Q4: 亡くなった父に借金があるので、相続したくないのですが・・。

A: マイナスの財産の方が多いのであれば、相続放棄をすべきです。ただし、相続放棄は、原則として、相続の開始があったこと(≒被相続人が死亡したこと)を知った時から三カ月以内でなければすることができませんので、注意が必要です。

(解説)
民法は、相続が発生した際、相続人がどの範囲で相続をするのか、または相続しないのかについて、①単純承認、②限定承認、③相続放棄という3つの方法を定めています。

①単純承認は、相続人が、被相続人のプラスの財産もマイナスの財産もすべて相続する方法です。
②限定承認は、相続人が、プラスの財産の限度でマイナスの財産を負担するという方法です。
③相続放棄は、そもそも初めから相続人でなかったことになる方法、言い換えれば、プラスの財産もマイナスの財産も一切相続しないという方法です。
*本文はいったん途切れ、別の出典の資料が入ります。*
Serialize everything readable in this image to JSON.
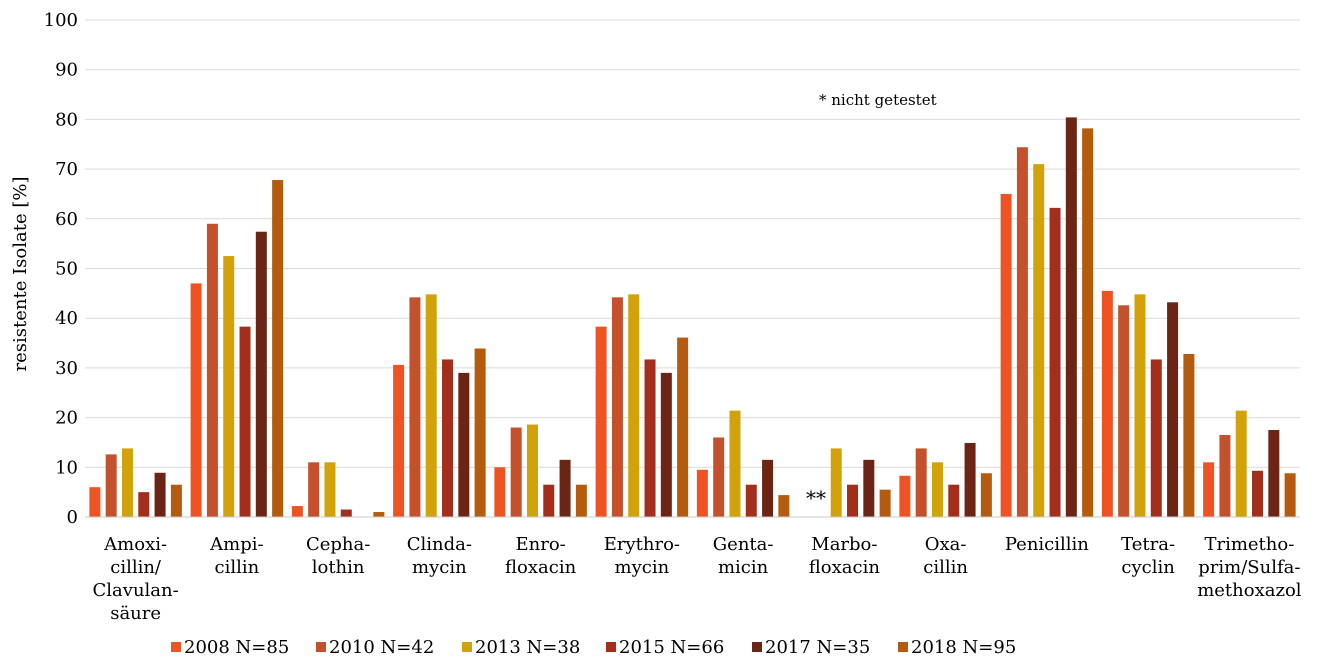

マイナスの財産の方が多いようであれば、相続放棄をするのがよいでしょう。

 なお、②限定承認や③相続放棄をしなかった場合は、①単純承認をしたとみなされる他、②限定承認や③相続放棄をした後であっても、相続財産を処分する等の行為をすると、①単純承認してしまったとみなされてしますうので注意が必要です。